Unser Gespräch, das sich in der Folge sicherlich noch in einen hochpolitischen Diskurs entwickelt hätte, wurde abrupt durch das Auftauchen eines weiteren Passagiers unterbrochen. „Entschuldigung, ist das hier Reihe dreizehn?”, wollte ein junger Typ mit Justin-Bieber-Gesicht wissen, während er nervös sein Ticket hervorkramte. Ich schaute genauer hin. Es war Justin Bieber. Sein Gesicht war kreidebleich, auf dem T-Shirt klebten Reste von Erbrochenem. „Justin!
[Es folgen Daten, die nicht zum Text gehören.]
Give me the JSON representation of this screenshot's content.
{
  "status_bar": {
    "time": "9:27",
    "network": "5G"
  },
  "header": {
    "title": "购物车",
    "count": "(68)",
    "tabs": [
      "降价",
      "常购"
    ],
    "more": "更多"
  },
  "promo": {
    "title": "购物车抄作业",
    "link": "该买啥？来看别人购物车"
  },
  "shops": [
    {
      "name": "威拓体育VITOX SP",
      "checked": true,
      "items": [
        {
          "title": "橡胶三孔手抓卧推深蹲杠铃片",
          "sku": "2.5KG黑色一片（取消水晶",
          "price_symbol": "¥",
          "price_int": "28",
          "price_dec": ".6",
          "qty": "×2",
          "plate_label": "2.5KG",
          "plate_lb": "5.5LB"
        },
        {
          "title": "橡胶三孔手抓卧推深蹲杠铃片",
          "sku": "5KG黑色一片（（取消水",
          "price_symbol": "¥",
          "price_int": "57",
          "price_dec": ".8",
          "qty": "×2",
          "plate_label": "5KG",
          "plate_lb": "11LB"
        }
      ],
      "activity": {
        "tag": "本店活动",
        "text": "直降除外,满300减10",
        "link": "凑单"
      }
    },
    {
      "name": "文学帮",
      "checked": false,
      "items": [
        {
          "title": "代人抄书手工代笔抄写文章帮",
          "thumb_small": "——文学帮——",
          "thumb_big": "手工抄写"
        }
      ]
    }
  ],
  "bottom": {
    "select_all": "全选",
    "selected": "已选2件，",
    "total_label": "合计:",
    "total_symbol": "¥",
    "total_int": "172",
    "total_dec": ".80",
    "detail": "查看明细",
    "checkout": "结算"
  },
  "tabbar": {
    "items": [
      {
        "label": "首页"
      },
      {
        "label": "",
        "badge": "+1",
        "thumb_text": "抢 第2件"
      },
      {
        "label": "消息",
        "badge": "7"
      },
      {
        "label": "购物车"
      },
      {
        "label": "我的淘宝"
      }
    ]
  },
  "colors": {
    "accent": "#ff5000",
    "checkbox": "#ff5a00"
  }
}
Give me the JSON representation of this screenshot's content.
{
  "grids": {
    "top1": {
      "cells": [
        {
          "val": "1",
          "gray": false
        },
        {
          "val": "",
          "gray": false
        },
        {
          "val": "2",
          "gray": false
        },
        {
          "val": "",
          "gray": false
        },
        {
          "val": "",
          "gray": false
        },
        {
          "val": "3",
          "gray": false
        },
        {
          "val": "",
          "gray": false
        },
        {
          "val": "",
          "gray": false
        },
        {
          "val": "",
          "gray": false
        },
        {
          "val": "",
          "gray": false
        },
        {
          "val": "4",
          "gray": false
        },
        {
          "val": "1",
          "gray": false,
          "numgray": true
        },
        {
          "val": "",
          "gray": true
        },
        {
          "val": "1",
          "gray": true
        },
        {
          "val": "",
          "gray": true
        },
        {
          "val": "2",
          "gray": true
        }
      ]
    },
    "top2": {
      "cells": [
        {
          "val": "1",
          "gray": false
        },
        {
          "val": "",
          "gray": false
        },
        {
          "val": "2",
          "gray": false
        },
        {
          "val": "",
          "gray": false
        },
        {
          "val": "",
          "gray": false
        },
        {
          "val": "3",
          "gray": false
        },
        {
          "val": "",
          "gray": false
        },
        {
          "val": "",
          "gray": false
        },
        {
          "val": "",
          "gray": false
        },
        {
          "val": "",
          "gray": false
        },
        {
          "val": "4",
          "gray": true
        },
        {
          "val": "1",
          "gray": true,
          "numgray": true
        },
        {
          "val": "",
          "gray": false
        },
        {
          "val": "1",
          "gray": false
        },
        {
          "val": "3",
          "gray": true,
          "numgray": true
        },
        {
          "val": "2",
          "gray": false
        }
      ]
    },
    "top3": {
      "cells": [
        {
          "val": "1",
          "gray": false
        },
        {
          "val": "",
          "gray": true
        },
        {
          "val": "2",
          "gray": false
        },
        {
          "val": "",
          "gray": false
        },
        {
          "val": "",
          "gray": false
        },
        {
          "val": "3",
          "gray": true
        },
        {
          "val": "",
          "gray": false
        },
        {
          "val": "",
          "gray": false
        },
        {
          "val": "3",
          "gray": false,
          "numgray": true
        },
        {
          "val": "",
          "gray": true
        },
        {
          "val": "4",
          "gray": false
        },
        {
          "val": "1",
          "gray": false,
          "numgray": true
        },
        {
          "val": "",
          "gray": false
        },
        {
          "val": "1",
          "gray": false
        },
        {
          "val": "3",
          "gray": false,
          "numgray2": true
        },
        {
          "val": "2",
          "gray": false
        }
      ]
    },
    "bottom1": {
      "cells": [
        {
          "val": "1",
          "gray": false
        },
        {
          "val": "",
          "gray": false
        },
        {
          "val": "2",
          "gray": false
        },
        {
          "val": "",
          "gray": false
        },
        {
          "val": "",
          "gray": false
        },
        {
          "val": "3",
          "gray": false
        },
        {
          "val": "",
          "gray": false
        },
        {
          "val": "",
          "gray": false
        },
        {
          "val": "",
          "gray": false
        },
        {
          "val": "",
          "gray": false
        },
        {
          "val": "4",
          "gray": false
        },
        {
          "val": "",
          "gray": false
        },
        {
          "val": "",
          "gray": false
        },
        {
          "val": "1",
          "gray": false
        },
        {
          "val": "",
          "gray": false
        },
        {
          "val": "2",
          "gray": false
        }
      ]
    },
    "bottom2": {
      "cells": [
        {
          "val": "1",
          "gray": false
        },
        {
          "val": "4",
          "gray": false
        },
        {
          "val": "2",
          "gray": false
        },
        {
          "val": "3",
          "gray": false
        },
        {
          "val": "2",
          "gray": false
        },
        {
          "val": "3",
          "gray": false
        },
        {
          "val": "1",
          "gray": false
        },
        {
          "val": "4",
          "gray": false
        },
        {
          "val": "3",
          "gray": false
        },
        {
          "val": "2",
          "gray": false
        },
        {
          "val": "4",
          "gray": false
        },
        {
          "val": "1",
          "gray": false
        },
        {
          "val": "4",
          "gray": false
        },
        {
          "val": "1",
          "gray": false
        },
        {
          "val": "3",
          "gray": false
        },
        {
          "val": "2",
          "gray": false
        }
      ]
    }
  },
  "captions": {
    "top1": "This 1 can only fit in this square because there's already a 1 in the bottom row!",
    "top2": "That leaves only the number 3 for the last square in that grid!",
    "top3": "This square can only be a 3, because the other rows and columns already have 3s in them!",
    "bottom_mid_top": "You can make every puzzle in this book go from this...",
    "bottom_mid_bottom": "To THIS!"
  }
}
Wieso kommst du erst jetzt?”, wollte J.Lo wissen. „Ich bin reisekrank”, gestand Justin, „habe bis jetzt auf dem Klo gehockt.” Mit J.Lo zu meiner Linken und Justin Bieber zu meiner Rechten war ich also auf dem Weg nach Ohio. „Und warum sitzt du nicht in der Business Class?”, wandte ich mich schließlich an Justin. „Ach weißt du, ich dachte mir so: Einmal verrückt sein.” Er grinste mich an. Ich nickte nur vorgetäuscht verständnisvoll.
„Hier stimmt etwas ganz gewaltig nicht!”, flüsterte Qual beunruhigt. „Wie kommst du darauf?”, hakte ich, nun ebenfalls besorgt, nach. Qual beugte sich geheimnisvoll zu mir herüber: „Die Lufthansa verzichtet normalerweise auf die Vergabe einer Nummer dreizehn bei den Sitzreihen!” Plötzlich geriet unsere Maschine in heftige Turbulenzen. Unter ohrenbetäubendem Lärm riss innerhalb von Minuten ein Teil der Seitenwand auf. Sauerstoffmasken fielen von der Decke, aus allen Richtungen hörte man Schreie, und leer getrunkene Tomatensaft-Plastikbecher flogen durch den Raum. Einzig Justin Bieber schien die Contenance bewahren zu können. Seelenruhig stand er auf und stellte sich in die Nähe des nicht vorgesehenen Lochs in der Wand. Ein letztes Mal schaute er zu uns, dann sprang er „YOLO” schreiend nach draußen. J.Lo rann eine Träne die Wange herabunter, ehe alles in einer riesigen Explosion aufging.
Schweißgebadet wachte ich auf. Ich saß in der zwölften Reihe der Economy Class einer Boeing 747 der Lufthansa. Qual sah mich prüfend an. „Wo sind wir?”, fragte ich ihn. „Berlin, gerade gelandet.” Beruhigt atmete ich aus. „Ein Glück. Dann lass uns mal gehen. Ich habe tierischen Appetit auf Tomatensaft.”